O alerta das urnas
SEPARADAS POR uma quinzena, manchetes desnudaram comportamentos antagônicos de eleitores em dois rincões do planeta.
Em Hong Kong, a disputa para o Parlamento cravou o mais alto índice de participação nas urnas desde o retorno ao domínio de Pequim, em 1997. Na Rússia, taxa recorde de abstenção na era pós-soviética contribuiu para modelar a corrida à Câmara dos Deputados.
Tendências opostas, no entanto, convergem ao emitir alarme para os mandatários em Moscou e Pequim. Sinalizam mudanças em curso nas sociedades russa e chinesa, com potencial para colocar em xeque projetos de poder no Kremlin e em Zhongnanhai.
No caso russo, a mensagem imediata das eleições residiu na ampliação da bancada do Rússia Unida, partido do Kremlin. Sua votação saltou de 49%, em 2011, para 53%, proporcionando a Putin sólida maioria em um Parlamento caracterizado pela docilidade em relação à Presidência.
Graças ao novo desenho parlamentar, Putin conseguirá, por exemplo, promover mudanças constitucionais com ainda mais facilidade. Poderá, por exemplo, tentar alterar o limite de reeleição, restrita a uma vez após o atual mandato de seis anos.
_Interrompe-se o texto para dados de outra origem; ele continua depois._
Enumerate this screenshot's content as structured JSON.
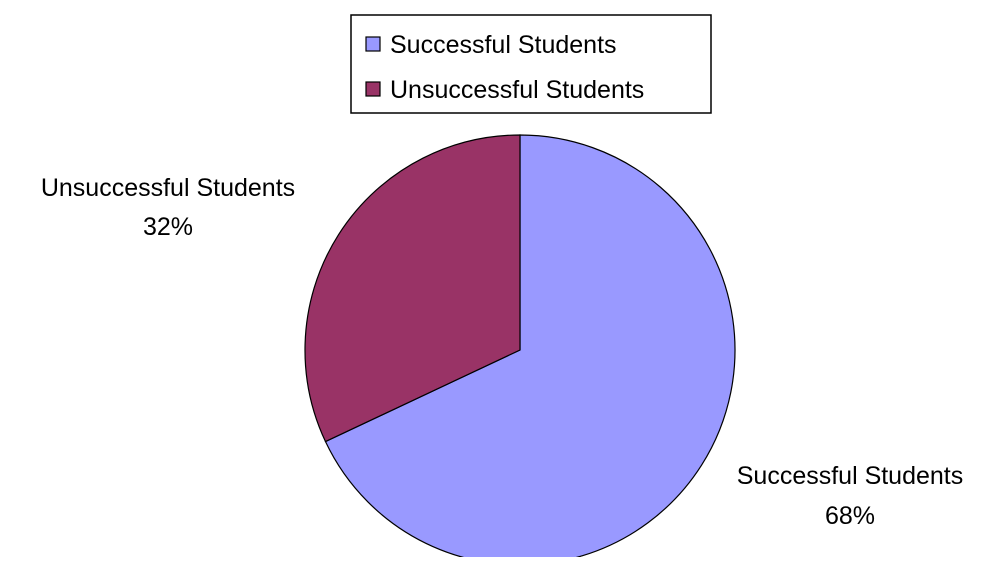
{
  "chart_data": {
    "type": "pie",
    "categories": [
      "Successful Students",
      "Unsuccessful Students"
    ],
    "values": [
      68,
      32
    ],
    "value_labels": [
      "68%",
      "32%"
    ],
    "colors": [
      "#9999ff",
      "#993366"
    ],
    "legend": {
      "placement": "top-center",
      "entries": [
        "Successful Students",
        "Unsuccessful Students"
      ]
    },
    "title": "",
    "data_labels_shown": true
  }
}
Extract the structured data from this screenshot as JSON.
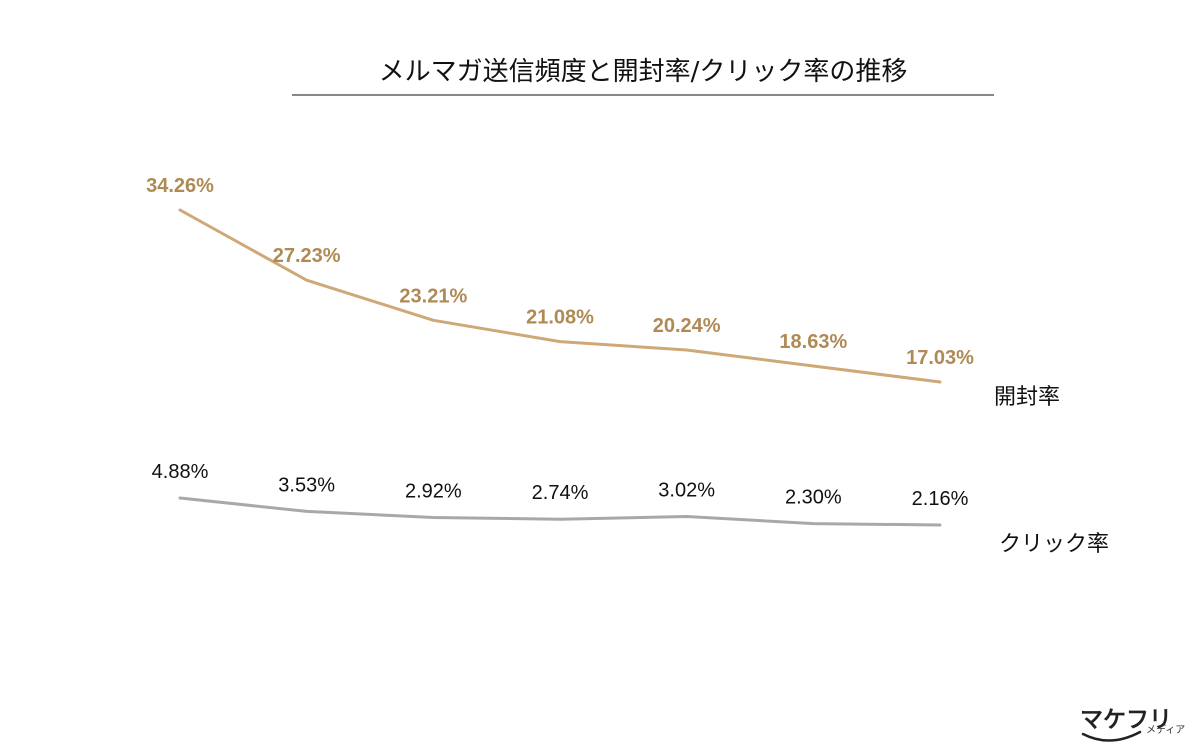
{
  "chart_data": {
    "type": "line",
    "title": "メルマガ送信頻度と開封率/クリック率の推移",
    "categories": [
      "",
      "",
      "",
      "",
      "",
      "",
      ""
    ],
    "series": [
      {
        "name": "開封率",
        "values": [
          34.26,
          27.23,
          23.21,
          21.08,
          20.24,
          18.63,
          17.03
        ],
        "labels": [
          "34.26%",
          "27.23%",
          "23.21%",
          "21.08%",
          "20.24%",
          "18.63%",
          "17.03%"
        ],
        "color": "#cfa877",
        "label_color": "#b08a55"
      },
      {
        "name": "クリック率",
        "values": [
          4.88,
          3.53,
          2.92,
          2.74,
          3.02,
          2.3,
          2.16
        ],
        "labels": [
          "4.88%",
          "3.53%",
          "2.92%",
          "2.74%",
          "3.02%",
          "2.30%",
          "2.16%"
        ],
        "color": "#a8a8a8",
        "label_color": "#111111"
      }
    ],
    "grid": false,
    "legend": "inline-right"
  },
  "branding": {
    "logo_text": "マケフリ",
    "logo_sub": "メディア"
  }
}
Putin monopoliza o poder desde 2000. Em 2008, após duas gestões, figurou como primeiro-ministro, embora continuasse a dar as cartas. Eleito de novo presidente em 2012, então para um período de seis anos, permanece no Kremlin até 2018, com a chance de uma reeleição, para esticar domínios até 2024.
No entanto, uma leitura mais atenta dos resultados da eleição de domingo retrasado (18) prenuncia o futuro conspirando contra ardis de eternização no governo.
O Rússia Unida, embora tenha engordado a bancada, testemunhou sua votação, em números absolutos, despencar de 32,4 milhões de votos em 2011 para 28 milhões. A tímida participação nas urnas, de cerca de 48%, explica a obtenção de mais cadeiras, embora com menos sufrágios.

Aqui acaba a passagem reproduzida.